Als Wirtschaftsstandort kann NRW deutlich gestärkt werden, wenn sich
die Rahmenbedingungen insbesondere in der Investitionspolitik, im
Verkehrswegebau und bei der Erwerbsbeteiligung von Frauen verbessern.
Dies sind die zentralen Ergebnisse einer neuen Studie der
Unternehmensberatung McKinsey & Company mit dem Titel "NRW 2020.
Unser Land - unsere Zukunft".
"Mit einem gezielten Wachstumsprogramm kann NRW zu den
Top-3-Flächenländern aufschließen", sagte Jürgen Schröder, Leiter des
Düsseldorfer McKinsey-Büros, am Montag bei der Vorstellung der Studie
in der Landeshauptstadt. Bis 2020 könne die Wirtschaftsleistung des
Landes (BIP) hierdurch um rund 27 Mrd. Euro zusätzlich wachsen. Die
Studie hat McKinsey auf eigene Initiative - also ohne Auftraggeber
und Bezahlung - erstellt. Damit wolle die Unternehmensberatung zu der
Debatte beitragen, wie das Land voranzubringen ist, so Schröder.

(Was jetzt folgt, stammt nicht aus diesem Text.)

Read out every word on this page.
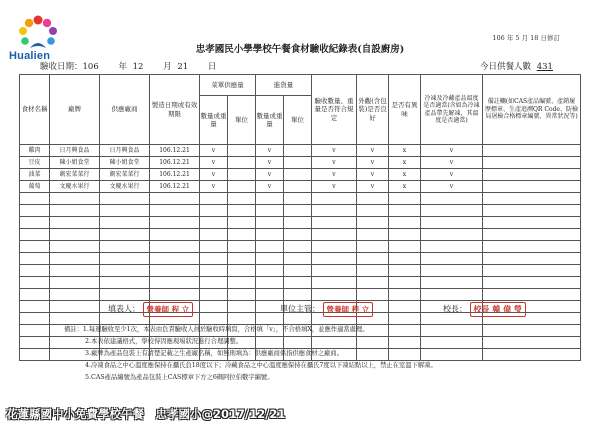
Hualien
106 年 5 月 18 日修訂
忠孝國民小學學校午餐食材驗收紀錄表(自設廚房)
驗收日期：106 年 12 月 21 日	今日供餐人數 431
食材名稱	廠牌	供應廠商	製造日期或有效期限	菜單供應量		進貨量		驗收數量、重量是否符合規定	外觀(含包裝)是否良好	是否有異味	冷凍及冷藏產品溫度是否適當(含如為冷凍產品帶先解凍，其溫度是否適當)	備註欄(如CAS產品編號、產銷履歷標章、生產追溯QR Code、防檢局屠檢合格標章編號、異常狀況等)
				數量或重量	單位	數量或重量	單位					
雞肉	日月興食品	日月興食品	106.12.21	v		v		v	v	x	v	
豆皮	陳小姐食堂	陳小姐食堂	106.12.21	v		v		v	v	x	v	
油菜	劍宏菜菜行	劍宏菜菜行	106.12.21	v		v		v	v	x	v	
葡萄	文慶水果行	文慶水果行	106.12.21	v		v		v	v	x	v	

填表人： 營養師 程 立	單位主管： 營養師 程 立	校長： 校長 韓 偉 瑩
備註：1.每週驗收至少1次，本表由負責驗收人員於驗收時填寫，合格填「v」，不合格填X，並應作適當處理。
2.本表依建議格式，學校得因應現場狀況進行合理調整。
3.廠牌為產品包裝上有清楚記載之生產廠名稱，如無則填為：供應廠商係指供應食材之廠商。
4.冷凍食品之中心溫度應保持在攝氏負18度以下；冷藏食品之中心溫度應保持在攝氏7度以下凍結點以上，禁止在室溫下解凍。
5.CAS產品編號為產品包裝上CAS標章下方之6碼阿拉伯數字編號。
花蓮縣國中小免費學校午餐　忠孝國小@2017/12/21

Nicht Strukturwandel ist das Problem, sondern Produktivität
Die Wirtschaft in NRW fällt der Studie zufolge seit 1980 im
Vergleich zu den anderen sieben alten Flächenbundesländern immer
weiter zurück. Der Strukturwandel früherer Jahre sei jedoch nicht
mehr verantwortlich für diese Wachstumsschwäche, erläuterte
McKinsey-Direktor Schröder. Tatsächlich weise NRW insgesamt einen
ähnlichen Branchenmix auf wie etwa Bayern. Entscheidendes Problem
sei, dass einzelne Sektoren wie beispielsweise das verarbeitende
Gewerbe, die Finanz- und Versicherungswirtschaft oder das
Grundstücks- und Wohnungswesen eine weit unterdurchschnittliche
Produktivität erzielten. Einzig im Dienstleistungssektor zeige NRW in
einigen Branchen wie Handel, Gastgewerbe und Kommunikation eine
höhere Produktivität als Bayern.
Im Bundesvergleich unterdurchschnittlich sind der Studie zufolge
auch die Ausgaben für Forschung und Entwicklung: Der Anteil am
NRW-BIP liegt 41% unter dem Bundesdurchschnitt. Die Ausgaben für neue
Anlagen in NRWs Privatwirtschaft bleiben mit 18% des BIP ebenfalls
hinter denen in Bayern oder Baden-Württemberg zurück. Würde die Lücke
halbiert, entspräche dies zusätzlichen Neuanlageninvestitionen von 8
Mrd. Euro und zusätzlichen F&E-Ausgaben von 2,5 Mrd. Euro. 87.000
neue Arbeitsplätze könnten allein hierdurch entstehen.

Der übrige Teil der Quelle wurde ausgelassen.